CCF launches ‘Meena Breast Cancer Awareness’ project

Seasoned journalist and Executive Director of Crime Check Foundation (CCF), Ibrahim Oppong Kwarteng has launched a campaign to champion public awareness on breast cancer across the country.

The “Meena Breast Cancer Awareness” project, in memory of his late wife, seeks to promote sustained sensitisation on the disease under the “CCF’s health check series” while providing screening and financial support to patients of breast cancer.

The Head of Breast Unit at the Korle-Bu Teaching Hospital (KBTH), Dr Florence Dedey, at the launch described the state of breast cancer in Ghana as “alarming” despite advocacy on it over the years.

She said over 2,000 women died of breast cancer in the country each year out of an estimated 4,000 new cases diagnosed at the major health facilities.

“About 70 per cent of these numbers report rather late with the cancer at advanced stages and there is little we are able to do about it.”

Dr Dedey, said the importance of breast self-examination (BSE) among women to easilysuspect the disease and ensure early treatment could not be underestimated.

She advised that women from age 15 and above make BSE a habit and quickly report to a medical facility should they identify any abnormality with the breast.

“Keep in mind that most breast changes may not be a cancer but it is better to have it checked and if there is an unusual lump, it is picked up in time to save you.

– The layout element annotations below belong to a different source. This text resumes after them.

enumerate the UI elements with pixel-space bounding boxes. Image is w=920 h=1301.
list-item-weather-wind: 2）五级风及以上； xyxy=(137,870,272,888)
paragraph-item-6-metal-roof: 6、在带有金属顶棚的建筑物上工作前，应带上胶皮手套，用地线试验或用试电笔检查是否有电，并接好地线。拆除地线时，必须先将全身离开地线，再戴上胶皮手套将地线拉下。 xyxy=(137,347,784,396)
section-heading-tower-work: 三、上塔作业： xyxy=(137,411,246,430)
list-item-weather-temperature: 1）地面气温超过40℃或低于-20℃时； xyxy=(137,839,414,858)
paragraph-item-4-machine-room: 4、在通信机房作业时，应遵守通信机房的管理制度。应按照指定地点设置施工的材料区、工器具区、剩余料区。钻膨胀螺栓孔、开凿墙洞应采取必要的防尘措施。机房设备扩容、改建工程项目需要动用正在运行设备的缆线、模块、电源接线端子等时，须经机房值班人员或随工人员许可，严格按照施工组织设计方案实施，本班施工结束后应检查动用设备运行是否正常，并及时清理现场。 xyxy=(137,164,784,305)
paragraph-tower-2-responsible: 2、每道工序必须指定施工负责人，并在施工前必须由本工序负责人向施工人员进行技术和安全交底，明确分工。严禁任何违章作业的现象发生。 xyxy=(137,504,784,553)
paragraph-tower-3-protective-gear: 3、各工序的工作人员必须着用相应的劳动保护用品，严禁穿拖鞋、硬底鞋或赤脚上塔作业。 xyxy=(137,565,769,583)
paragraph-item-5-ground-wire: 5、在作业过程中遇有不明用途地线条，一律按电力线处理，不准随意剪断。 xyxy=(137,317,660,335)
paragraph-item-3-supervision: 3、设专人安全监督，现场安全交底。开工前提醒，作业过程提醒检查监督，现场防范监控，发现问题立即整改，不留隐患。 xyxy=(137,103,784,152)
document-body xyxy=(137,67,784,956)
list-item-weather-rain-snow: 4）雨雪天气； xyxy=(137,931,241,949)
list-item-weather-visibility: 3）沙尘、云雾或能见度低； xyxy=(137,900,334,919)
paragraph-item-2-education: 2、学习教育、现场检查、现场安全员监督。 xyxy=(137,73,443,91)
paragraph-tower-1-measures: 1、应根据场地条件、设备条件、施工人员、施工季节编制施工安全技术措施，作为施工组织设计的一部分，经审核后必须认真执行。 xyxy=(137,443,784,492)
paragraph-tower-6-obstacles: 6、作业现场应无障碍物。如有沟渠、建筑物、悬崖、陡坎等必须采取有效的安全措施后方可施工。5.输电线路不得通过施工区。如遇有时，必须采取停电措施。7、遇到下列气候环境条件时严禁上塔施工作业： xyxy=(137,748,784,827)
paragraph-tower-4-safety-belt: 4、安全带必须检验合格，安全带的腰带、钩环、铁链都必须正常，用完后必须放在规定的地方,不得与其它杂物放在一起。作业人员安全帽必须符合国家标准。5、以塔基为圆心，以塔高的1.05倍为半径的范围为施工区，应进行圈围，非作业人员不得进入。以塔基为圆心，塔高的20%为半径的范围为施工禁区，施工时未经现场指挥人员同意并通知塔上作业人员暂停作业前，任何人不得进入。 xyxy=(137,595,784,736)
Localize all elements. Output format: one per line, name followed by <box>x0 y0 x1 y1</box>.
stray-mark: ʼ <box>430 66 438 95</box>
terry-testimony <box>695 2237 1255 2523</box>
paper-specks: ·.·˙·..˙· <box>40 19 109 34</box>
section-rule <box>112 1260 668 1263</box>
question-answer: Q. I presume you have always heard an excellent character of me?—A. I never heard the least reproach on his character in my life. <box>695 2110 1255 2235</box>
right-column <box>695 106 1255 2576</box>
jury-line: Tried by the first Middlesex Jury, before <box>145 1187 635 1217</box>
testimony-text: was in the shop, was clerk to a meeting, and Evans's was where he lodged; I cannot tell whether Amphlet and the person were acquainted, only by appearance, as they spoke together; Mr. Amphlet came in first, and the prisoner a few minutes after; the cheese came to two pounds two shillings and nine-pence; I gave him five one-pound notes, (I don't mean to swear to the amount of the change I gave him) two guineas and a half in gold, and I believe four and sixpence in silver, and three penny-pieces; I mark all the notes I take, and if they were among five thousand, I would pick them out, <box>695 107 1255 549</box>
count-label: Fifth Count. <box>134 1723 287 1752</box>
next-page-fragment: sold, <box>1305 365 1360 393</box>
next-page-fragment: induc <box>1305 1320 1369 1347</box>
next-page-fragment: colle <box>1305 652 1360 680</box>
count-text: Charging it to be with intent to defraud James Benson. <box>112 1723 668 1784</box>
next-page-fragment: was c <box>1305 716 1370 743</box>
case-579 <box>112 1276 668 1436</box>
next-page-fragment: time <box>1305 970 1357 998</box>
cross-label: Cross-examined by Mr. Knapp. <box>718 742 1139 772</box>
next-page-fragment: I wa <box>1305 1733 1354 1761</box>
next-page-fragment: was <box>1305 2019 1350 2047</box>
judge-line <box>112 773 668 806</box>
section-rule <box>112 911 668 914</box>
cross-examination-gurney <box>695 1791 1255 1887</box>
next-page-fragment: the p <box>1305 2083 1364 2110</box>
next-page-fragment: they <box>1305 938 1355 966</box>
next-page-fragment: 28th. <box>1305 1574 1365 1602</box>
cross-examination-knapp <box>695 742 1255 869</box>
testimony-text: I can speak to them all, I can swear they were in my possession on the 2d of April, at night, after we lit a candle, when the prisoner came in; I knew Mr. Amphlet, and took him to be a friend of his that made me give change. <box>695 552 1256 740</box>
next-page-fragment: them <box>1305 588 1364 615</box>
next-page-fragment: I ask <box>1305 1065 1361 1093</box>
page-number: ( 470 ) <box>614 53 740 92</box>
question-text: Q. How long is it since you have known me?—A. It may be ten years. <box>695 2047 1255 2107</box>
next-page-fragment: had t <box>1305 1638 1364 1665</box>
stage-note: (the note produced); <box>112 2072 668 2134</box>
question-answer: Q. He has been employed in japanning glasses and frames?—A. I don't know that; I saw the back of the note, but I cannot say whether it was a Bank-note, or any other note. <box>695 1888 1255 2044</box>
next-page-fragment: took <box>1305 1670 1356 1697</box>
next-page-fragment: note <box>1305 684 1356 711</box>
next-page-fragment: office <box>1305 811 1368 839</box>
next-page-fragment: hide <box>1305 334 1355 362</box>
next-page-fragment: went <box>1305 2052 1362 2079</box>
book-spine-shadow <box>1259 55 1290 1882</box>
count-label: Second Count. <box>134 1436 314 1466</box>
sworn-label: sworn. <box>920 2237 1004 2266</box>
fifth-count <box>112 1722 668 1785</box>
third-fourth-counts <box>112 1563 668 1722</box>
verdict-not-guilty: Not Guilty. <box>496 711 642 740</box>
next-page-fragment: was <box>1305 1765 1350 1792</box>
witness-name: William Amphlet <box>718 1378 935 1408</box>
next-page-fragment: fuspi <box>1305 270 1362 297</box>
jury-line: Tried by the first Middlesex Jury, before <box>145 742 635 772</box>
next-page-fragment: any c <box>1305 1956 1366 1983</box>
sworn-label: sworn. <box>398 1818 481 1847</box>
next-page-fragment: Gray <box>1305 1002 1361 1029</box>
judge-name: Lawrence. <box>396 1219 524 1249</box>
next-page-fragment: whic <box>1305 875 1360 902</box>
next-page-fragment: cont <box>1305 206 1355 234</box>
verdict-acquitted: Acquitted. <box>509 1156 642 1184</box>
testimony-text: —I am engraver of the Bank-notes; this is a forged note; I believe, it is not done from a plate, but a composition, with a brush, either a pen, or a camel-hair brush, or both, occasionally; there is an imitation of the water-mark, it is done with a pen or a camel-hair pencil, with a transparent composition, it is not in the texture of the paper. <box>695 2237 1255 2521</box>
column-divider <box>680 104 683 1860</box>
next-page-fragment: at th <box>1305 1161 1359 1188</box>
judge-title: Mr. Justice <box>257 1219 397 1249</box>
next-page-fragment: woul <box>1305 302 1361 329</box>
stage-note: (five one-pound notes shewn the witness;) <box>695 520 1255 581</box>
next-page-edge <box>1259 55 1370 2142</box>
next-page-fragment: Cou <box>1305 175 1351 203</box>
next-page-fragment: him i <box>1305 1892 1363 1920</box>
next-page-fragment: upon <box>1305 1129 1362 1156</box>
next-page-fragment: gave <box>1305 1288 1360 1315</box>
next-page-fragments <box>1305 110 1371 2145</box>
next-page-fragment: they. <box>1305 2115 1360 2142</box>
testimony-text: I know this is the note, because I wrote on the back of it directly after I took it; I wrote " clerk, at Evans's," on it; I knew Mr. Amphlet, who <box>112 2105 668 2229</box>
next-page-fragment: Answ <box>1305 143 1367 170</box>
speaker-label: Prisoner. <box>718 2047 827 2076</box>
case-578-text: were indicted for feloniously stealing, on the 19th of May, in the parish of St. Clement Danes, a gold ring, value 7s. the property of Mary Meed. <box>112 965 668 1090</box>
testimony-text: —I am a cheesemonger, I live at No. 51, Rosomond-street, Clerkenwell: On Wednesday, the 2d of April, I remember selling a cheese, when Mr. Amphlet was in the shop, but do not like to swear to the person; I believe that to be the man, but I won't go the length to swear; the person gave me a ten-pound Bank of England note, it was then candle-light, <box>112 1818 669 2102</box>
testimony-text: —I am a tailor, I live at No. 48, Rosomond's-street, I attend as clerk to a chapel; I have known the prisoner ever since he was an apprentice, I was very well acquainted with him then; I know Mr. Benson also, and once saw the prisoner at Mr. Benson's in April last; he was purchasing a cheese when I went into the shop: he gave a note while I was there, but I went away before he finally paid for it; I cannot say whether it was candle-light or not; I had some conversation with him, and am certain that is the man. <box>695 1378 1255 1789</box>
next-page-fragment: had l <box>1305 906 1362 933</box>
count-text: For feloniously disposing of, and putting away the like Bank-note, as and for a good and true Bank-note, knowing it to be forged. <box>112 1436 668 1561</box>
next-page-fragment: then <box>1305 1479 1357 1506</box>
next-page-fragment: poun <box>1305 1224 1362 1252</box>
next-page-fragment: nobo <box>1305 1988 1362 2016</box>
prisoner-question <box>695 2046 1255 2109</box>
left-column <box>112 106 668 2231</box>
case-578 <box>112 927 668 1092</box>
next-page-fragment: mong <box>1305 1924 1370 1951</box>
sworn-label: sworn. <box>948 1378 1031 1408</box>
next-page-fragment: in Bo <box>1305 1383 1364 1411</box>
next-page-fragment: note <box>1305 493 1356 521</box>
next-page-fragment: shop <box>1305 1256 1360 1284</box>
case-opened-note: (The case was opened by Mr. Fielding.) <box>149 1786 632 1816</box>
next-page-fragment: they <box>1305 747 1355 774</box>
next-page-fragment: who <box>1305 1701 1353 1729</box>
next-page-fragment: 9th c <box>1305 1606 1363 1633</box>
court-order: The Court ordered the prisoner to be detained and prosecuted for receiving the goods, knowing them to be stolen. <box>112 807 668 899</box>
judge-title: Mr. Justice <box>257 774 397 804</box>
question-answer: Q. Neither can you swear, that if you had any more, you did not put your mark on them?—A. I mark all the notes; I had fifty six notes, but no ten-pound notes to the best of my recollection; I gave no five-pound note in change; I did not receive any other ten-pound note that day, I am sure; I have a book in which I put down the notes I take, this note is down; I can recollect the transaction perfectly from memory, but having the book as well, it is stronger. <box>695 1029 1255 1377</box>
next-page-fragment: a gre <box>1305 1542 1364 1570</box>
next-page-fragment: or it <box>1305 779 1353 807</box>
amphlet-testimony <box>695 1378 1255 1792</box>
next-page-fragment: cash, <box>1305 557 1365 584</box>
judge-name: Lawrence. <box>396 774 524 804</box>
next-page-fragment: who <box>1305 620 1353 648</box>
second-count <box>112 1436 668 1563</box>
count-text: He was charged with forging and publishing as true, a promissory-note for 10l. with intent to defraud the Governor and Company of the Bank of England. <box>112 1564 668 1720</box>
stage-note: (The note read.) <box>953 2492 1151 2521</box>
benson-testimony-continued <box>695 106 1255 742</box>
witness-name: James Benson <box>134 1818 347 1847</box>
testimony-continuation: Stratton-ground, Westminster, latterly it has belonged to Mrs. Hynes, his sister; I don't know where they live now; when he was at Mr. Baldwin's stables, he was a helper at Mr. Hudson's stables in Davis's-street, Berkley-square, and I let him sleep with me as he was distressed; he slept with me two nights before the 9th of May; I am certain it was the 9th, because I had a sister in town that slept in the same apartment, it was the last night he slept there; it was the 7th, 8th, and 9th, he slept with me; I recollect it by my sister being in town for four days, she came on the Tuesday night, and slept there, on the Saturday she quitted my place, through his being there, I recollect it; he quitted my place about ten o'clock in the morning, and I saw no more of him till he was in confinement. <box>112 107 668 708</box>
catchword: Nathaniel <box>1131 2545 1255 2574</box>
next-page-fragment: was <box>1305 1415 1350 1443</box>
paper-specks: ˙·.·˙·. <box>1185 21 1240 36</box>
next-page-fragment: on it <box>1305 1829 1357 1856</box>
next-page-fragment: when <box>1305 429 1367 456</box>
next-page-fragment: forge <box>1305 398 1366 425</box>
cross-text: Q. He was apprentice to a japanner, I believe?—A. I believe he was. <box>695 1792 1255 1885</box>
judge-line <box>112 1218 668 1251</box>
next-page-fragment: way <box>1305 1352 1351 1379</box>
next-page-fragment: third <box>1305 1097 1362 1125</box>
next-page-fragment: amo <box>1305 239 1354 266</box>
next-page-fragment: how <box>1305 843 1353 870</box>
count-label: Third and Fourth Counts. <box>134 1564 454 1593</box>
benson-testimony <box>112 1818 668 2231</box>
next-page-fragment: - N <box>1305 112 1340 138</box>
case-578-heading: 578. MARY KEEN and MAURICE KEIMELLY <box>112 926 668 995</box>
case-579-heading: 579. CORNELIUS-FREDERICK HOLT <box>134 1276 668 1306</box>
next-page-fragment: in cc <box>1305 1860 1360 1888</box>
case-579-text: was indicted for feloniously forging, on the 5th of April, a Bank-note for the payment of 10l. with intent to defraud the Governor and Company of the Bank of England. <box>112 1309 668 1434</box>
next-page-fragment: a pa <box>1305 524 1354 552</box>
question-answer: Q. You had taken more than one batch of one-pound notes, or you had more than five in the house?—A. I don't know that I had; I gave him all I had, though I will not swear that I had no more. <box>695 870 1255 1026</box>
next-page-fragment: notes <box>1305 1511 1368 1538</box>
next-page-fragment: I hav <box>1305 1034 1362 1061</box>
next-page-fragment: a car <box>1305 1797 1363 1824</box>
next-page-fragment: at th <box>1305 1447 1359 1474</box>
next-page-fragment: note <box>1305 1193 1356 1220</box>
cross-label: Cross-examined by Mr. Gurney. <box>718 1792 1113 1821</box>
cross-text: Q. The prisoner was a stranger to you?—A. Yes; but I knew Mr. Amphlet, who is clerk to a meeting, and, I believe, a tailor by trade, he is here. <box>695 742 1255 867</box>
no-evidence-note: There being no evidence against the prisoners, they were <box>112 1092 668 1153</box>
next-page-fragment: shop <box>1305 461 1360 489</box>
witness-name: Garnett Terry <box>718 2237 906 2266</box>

Women must have the courage and be encouraged to report any slight change on the breast to prevent worse stage presentation and prolong their lives,” she urged.

Dr Joyce Wilson, a Medical Officer with the Lighthouse Mission Hospital and a breast cancer survivor, said compared to the huge cost associated with long-term treatment of breast cancer, “self-examination is not expensive and doesn’t cost anything aside your fingers.”

“Do not disregard any change in your breast. Take charge of your health and quickly seek medical advice. The outcome of breast cancer is better if only we can detect early,” she urged.

An Oncology Nurse Resident at the KBTH, Abigail Olympio-Peku, called for a shift in the education on breast cancer to much younger women to improve knowledge on the disease and encourage early detection and treatment.

“With a relatively younger population being affected by breast cancer in recent times, we may need to intervene early in the lives of females; probably right from the secondary and tertiary institutions to reduce incidence of late presentation,” she said.

Ms Olympio-Peku expressed the belief that when “lifelong habit of attentiveness to the breast” is cultivated among young women, it would prove a worthy investment in the fight against breast cancer.

For his part, Executive Director of CCF, Mr Kwarteng who recounted circumstances under which his wife died to the disease, called for sustained education on breast cancer beyond the month of October.

“The late Mrs Amina Oppong Kwarteng intended to champion this course on the deadly nature of breast cancer if she had survived but we intend to carry through the vision and send the message down, as low as the secondary and junior high schools to get girls to self-examine and screen for the disease so they can live to realise their full potential,” he said.